Data URLS can be local files, gcs files, or http(s) URLs, or anything that [fsspec](https://filesystem-spec.readthedocs.io/en/latest/) supports.
Levanter (really, fsspec) will automatically uncompress `.gz` and `.zstd` files, and probably other formats too.

```bash
python -m levanter.main.train_lm --config_path config/gpt2_small.yaml --data.train_urls ["https://path/to/train/data_*.jsonl.gz"] --data.validation_urls ["https://path/to/val/data_*.jsonl.gz"]
```

### Customizing a Config File

You can modify the config file to change the model, the dataset, the training parameters, and more.

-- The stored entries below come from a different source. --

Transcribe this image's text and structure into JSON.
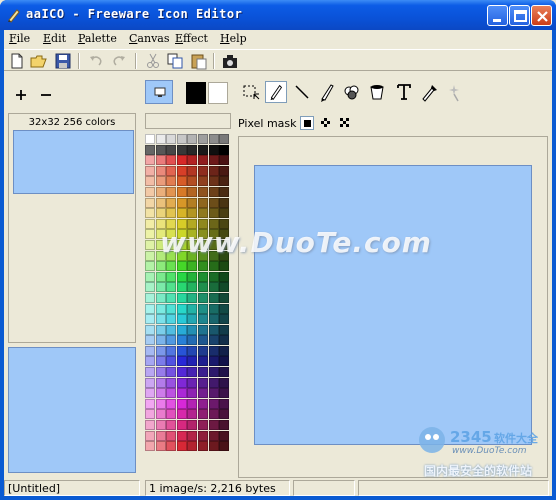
{
  "window": {
    "title": "aaICO - Freeware Icon Editor"
  },
  "menu": {
    "items": [
      "File",
      "Edit",
      "Palette",
      "Canvas",
      "Effect",
      "Help"
    ]
  },
  "toolbar": {
    "icons": [
      "new-file-icon",
      "open-folder-icon",
      "save-icon",
      "undo-icon",
      "redo-icon",
      "cut-icon",
      "copy-icon",
      "paste-icon",
      "camera-icon"
    ]
  },
  "icon_list": {
    "header": "32x32 256 colors"
  },
  "pixel_mask": {
    "label": "Pixel mask"
  },
  "tools": [
    "select-rect-icon",
    "pencil-icon",
    "line-icon",
    "brush-icon",
    "fill-icon",
    "bucket-icon",
    "text-icon",
    "eyedropper-icon",
    "magic-wand-icon"
  ],
  "colors": {
    "current": "#9fc8f8",
    "foreground": "#000000",
    "background": "#ffffff",
    "canvas": "#9fc8f8"
  },
  "status": {
    "file": "[Untitled]",
    "info": "1 image/s: 2,216 bytes"
  },
  "watermark": {
    "main": "www.DuoTe.com",
    "logo_sub1": "www.DuoTe.com",
    "logo_sub2": "国内最安全的软件站"
  }
}
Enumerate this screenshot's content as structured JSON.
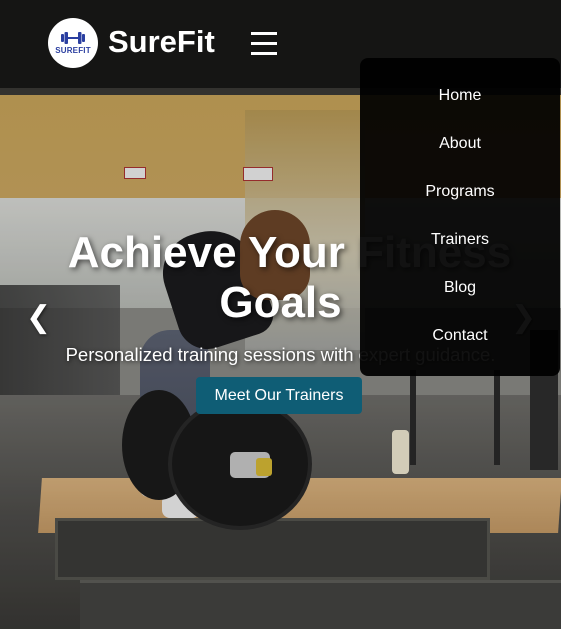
{
  "brand": {
    "logo_text": "SUREFIT",
    "name": "SureFit",
    "logo_color": "#2b3fa0"
  },
  "nav": {
    "menu_icon": "hamburger-menu-icon",
    "items": [
      {
        "label": "Home"
      },
      {
        "label": "About"
      },
      {
        "label": "Programs"
      },
      {
        "label": "Trainers"
      },
      {
        "label": "Blog"
      },
      {
        "label": "Contact"
      }
    ]
  },
  "hero": {
    "title_line1": "Achieve Your Fitness",
    "title_line2": "Goals",
    "subtitle": "Personalized training sessions with expert guidance.",
    "cta_label": "Meet Our Trainers",
    "cta_color": "#0f5d75",
    "prev_icon": "chevron-left-icon",
    "next_icon": "chevron-right-icon",
    "prev_glyph": "❮",
    "next_glyph": "❯"
  }
}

Here's
the `gpt2_small.yaml` file:

```yaml
data:
train_urls:
- "gs://pubmed-mosaic/openwebtext-sharded/openwebtext_train.{1..128}-of-128.jsonl.gz"
validation_urls:
- "gs://pubmed-mosaic/openwebtext-sharded/openwebtext_val.{1..8}-of-8.jsonl.gz"
cache_dir: "gs://pubmed-mosaic/tokenized/openwebtext/"
model:
gpt2:
hidden_dim: 768
num_heads: 12
num_layers: 12
seq_len: 1024
gradient_checkpointing: true
scale_attn_by_inverse_layer_idx: true
trainer:
tracker:
type: wandb
project: "levanter"
tags: [ "openwebtext", "gpt2"]

mp: p=f32,c=bfloat16
model_axis_size: 1
per_device_parallelism: 4

train_batch_size: 512
optimizer:
learning_rate: 6E-4
weight_decay: 0.1
min_lr_ratio: 0.1
```

### Other Architectures

Currently, we support the following architectures:
* GPT-2
* [LLama 1 or 2](https://ai.meta.com/llama/)
* [Backpacks](http://backpackmodels.science/)
* MosaicML's [MPT](https://www.mosaicml.com/blog/mpt-7b)

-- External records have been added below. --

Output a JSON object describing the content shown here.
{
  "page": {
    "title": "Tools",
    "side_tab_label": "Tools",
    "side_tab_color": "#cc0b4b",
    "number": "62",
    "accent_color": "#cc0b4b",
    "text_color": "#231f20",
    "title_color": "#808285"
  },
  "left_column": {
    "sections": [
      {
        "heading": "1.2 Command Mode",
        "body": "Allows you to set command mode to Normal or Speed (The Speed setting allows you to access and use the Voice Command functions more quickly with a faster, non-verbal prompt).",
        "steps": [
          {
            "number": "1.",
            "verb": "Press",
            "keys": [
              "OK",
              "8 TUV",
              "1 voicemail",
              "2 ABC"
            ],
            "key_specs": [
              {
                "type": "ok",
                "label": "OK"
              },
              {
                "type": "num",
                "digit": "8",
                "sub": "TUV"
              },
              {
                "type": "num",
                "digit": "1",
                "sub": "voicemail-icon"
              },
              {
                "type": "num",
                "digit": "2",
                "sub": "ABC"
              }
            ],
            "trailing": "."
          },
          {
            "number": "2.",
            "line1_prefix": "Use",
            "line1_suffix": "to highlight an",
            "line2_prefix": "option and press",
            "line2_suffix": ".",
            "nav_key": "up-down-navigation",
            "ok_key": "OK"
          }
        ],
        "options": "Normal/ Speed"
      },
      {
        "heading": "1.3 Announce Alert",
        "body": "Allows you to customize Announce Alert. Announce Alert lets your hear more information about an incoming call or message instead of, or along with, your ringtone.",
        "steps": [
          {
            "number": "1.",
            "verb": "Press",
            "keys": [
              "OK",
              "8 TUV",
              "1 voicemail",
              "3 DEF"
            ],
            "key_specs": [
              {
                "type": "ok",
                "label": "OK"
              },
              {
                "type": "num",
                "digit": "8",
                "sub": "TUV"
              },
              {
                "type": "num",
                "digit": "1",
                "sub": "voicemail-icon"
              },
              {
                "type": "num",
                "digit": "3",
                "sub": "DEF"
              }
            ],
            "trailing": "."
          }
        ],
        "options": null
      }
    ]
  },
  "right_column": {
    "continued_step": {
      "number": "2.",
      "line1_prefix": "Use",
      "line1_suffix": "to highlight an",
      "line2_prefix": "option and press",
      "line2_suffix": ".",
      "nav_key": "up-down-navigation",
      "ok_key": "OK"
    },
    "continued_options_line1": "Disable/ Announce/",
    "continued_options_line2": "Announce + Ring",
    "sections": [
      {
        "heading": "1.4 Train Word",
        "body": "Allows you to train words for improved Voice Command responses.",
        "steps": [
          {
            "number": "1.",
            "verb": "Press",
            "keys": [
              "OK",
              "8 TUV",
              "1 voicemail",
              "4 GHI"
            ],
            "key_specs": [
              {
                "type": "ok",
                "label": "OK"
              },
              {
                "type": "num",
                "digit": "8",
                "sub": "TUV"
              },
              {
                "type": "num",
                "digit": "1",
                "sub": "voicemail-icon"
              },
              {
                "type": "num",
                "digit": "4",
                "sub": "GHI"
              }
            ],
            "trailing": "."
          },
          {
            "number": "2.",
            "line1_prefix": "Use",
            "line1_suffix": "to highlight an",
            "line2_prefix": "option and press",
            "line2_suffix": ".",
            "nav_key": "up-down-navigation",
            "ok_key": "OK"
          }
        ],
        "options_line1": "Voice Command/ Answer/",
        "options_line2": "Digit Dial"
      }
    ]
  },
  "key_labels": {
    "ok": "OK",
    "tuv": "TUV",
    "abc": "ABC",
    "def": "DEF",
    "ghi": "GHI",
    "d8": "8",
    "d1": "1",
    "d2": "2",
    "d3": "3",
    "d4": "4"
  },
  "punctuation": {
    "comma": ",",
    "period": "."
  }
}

We plan to add more in the future.

#### Continued Pretraining with Llama 1 or Llama 2

Here's an example of how to continue pretraining a Llama 1 or Llama 2 model on the OpenWebText dataset:

```bash
python -m levanter.main.train_lm --config_path config/llama2_7b_continued.yaml
```

## Distributed and Cloud Training

### Training on a TPU Cloud VM

Please see the [TPU Getting Started](docs/Getting-Started-TPU-VM.md) guide for more information on how to set up a TPU Cloud VM and run Levanter there.

### Training with CUDA

Please see the [CUDA Getting Started](docs/Getting-Started-GPU.md) guide for more information on how to set up a CUDA environment and run Levanter there.

## Contributing

We welcome contributions! Please see [CONTRIBUTING.md](CONTRIBUTING.md) for more information.

## License

Levanter is licensed under the Apache License, Version 2.0. See [LICENSE](LICENSE) for the full license text.